Belçika'da bayrak krizi

Güncelleme Tarihi:

Belçikada bayrak krizi
Oluşturulma Tarihi: Ağustos 14, 2008 15:30

Belçika'nın Flaman kesimindeki Lennik'in Belediye Başkanı Willy De Waele, belediyedeki kamu kurum ve alanlarının tümünde bulunan Belçika bayraklarını indirterek, yerine Flaman bayrakları koydurdu.

Federal yapılı Belçika devletinin geleceğine inanmadığını söyleyerek, Flandr kesiminin konfederasyon sistemiyle bağımsızlığına kavuşmasını isteyen liberal parti üyesi belediye başkanı, Belçika bayraklarını indirtirken, "yasal boşluktan" yararlandı.

Hukukçular, Belçika'da "ulusal" bayrağın kamu yerlerinde ne şekilde kullanılacağına ilişkin yasa veya kararname bulunmadığını, bunun "protokol kuralları" çerçevesinde ele alındığını belirtiyorlar.

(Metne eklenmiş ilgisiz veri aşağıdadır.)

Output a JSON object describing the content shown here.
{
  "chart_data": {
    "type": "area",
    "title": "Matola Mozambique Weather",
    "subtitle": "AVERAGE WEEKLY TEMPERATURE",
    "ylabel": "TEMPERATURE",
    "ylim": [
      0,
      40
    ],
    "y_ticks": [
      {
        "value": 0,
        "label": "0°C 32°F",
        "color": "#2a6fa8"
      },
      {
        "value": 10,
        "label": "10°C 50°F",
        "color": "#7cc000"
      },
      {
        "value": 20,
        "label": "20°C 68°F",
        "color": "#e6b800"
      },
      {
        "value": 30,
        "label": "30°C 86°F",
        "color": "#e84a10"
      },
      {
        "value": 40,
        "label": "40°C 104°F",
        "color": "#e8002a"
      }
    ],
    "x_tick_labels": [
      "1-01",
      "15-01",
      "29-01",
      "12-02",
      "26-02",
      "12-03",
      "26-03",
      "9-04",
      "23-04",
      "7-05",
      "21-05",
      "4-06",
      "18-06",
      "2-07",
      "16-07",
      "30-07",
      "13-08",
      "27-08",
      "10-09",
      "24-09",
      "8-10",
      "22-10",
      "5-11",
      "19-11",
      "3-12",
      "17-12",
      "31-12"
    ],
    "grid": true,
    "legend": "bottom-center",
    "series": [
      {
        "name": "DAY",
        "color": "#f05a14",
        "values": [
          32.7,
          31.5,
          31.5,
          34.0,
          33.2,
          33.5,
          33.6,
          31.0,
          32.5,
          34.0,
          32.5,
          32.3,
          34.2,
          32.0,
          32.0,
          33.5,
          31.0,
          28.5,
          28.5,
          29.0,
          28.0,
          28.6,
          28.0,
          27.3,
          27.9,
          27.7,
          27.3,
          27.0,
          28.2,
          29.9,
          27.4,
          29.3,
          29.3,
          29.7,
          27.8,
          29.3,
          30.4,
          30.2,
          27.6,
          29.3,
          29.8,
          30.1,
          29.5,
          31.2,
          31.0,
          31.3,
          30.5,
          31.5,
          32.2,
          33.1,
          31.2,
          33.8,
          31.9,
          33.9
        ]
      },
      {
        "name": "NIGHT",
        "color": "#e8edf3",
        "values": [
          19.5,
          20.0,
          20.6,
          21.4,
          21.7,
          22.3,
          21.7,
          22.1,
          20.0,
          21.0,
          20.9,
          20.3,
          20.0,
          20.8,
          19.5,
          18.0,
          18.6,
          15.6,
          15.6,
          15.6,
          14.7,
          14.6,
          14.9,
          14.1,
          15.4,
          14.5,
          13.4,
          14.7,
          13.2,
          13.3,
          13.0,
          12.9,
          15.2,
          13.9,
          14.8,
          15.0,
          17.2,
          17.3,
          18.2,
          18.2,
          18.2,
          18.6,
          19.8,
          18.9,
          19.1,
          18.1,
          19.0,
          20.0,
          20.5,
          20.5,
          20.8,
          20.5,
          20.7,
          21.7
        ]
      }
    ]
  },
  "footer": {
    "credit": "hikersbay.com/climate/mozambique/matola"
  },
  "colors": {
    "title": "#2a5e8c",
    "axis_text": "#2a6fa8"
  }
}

Yasalar, Belçika bayrağının yılda iki gün, "ulusal bayram" nedeniyle kamu yerlerinde kullanılmasını gerektiriyor.

Brüksel'de, çift lisanlı bölgedeki Lennik Belediye Başkanı Willy De Waele, "bireysel bir tepki kararı aldığını, Belçika'nın konfederasyon sistemine geçişine kadar bunu uygulatacağını, ülkede bir 'kaos' yaşandığını, farklı bir yapılanma istediklerini" söyledi.

De Waele'in bayrak indirme kararının yasal yollardan engellenemediği, bu tavrın başka belediyeler tarafından da izlenebileceği ifade ediliyor.

ULUSAL DEĞERLER

Avrupa'nın güçlü devletleri tarafından, 1830 yılında, "tampon bölge" olarak kurulan, İngiltere'de yaşayan bir Alman prensin kraliyetine verilen ve Kongo sömürgesiyle zenginleşerek ihtiyaçlarının büyük kısmını gideren Belçika, Hollandaca konuşan Flamanlar ve Fransızca konuşan Valonlardan oluşuyor. Ülkede Almanca konuşan küçük bir halk grubu da bulunuyor. Yüzde 90'ı Fransızca konuşan Brüksel'in "çift lisanlı bölge" olduğu varsayılıyor.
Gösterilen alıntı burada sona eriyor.